Perugia …and all that Jazz!

Funk Off rocks through the streets of Perugia

Funk Off rocks through the streets of Perugia

Since 1973, in mid-July the rhythms of jazz, R&B, soul, Gospel, swing, Latino, zydeco, bebop, tango, blues, samba – to mention a few – fill frescoed Perugia theaters, reverberate off the walls of its stately medieval city hall and wrap around the Gothic sculptural masterpiece, the 13th-c fountain, in the main piazza. Yes, things are cooking in Perugia this week giving the city the redoubtable honor of being the hottest city in Italy – but Herbie Hancock, Santana, Prince, Liza Minelli, Gilberto Gil, B.B. King and countless other top musicians – are doing the cookin’…and the rockin’ fans filling the piazzas and streets are feeling a different kind of heat.

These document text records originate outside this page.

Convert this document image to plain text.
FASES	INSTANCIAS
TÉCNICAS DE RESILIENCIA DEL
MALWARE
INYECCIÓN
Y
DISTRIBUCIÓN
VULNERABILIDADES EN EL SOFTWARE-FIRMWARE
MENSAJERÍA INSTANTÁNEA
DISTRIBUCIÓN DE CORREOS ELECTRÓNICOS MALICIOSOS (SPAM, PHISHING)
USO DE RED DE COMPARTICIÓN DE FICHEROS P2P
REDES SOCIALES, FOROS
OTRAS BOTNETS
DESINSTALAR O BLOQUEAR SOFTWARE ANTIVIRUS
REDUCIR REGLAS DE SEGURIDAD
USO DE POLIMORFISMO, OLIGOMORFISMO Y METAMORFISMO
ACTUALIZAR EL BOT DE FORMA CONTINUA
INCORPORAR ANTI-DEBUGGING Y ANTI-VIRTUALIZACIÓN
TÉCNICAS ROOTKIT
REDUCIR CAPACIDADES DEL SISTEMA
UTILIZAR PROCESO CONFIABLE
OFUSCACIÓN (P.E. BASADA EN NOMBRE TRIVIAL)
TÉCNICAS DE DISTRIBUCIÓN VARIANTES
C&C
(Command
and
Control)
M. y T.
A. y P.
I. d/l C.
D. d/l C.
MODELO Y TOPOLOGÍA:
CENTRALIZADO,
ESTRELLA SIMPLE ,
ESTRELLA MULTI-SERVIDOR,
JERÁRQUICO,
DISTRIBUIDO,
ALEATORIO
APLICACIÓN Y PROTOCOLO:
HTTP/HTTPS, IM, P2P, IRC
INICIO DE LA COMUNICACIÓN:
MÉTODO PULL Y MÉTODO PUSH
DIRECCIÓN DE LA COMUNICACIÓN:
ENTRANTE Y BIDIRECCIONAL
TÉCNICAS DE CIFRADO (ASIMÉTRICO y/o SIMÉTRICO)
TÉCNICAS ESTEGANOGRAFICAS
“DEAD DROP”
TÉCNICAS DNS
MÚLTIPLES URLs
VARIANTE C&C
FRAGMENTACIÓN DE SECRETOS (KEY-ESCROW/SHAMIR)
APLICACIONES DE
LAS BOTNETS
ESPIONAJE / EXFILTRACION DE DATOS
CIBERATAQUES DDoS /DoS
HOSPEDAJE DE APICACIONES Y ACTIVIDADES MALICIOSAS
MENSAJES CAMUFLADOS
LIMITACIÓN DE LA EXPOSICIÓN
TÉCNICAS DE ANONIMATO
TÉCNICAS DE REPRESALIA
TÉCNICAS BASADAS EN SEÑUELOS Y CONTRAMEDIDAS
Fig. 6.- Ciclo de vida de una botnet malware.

From just after high noon on til midnight, free music in the streets and piazzas animates this provincial capital of Umbria as Umbria Jazz takes over (this year July 8 to 17) . Paid events include jazz apertif in the elegant (air-conditioned!) Hotel Brufani and jazz lunches and jazz dinners in local restaurants where top musicians entertain diners. But most of the throngs are in the streets, snacking at food tents, following with enthusiasm the Florentine brass band Funk Off (what moves with what music!) – or catching other magnetic performers like Umbria Jazz favorite Rockin’ Dopsie and the Zydeco Twisters from New Orleans on one of the two outdoor smaller stages. The Umbria Jazz performers love the Italians: Rockin’ Dopsie once told me, “We don’t get this kind of a reception in New Orleans!”

Carlos Santana is back!

Carlos Santana is back!

Over eight-thousand filled the Santa Giuliana arena last night, giving their all to Santana – and mamma mia/wow, he and his group gave it right back, carrying the crowd like a rolling wave – always about to crest – for three hours. Pino and I were there. Santana was a protagonist of the San Francisco musical scene during my student years at Santa Clara and then Berkeley so his concert transported me with full force into so many memories. Pino too, though, was carried on the wave as were thousands of other Italians: teens and university students, young professionals, older nostalgics, all singing along and dancing to “Black Magic Woman, “Oye Come Va”, “Maria, Maria”. Carlos Santana knelt at the end, hands folded, head bowed in tribute to his appassionato public.

Footnote: I was outside the press room door yesterday at the Hotel Brufani when Carlos Santana was being interviewed.

No luck with a photo, though: they spirited him out of the building afterwards via the garage, deluding the waiting fans outside.

I would have loved to ask him a question: “Mr. Santana, did you know that in 1973, you caused a young 4th-grader to skip his homework?” That young boy was Trent Miller, son of Steve Miller (Steve Miller Blues Band) and I was student teaching at Rooftop School in San Francisco where he was a student (in the same class, Gio Coppola, son of the director). My turn to collect and review student homework one morning. Trent – an excellent student – had nothing to turn in. To my question of “Why not, Trent?”, he answered, “Miss Robichaud, too much confusion at our house last night – Santana was over jamming with my dad”.
I decided his excuse was too good not to be true.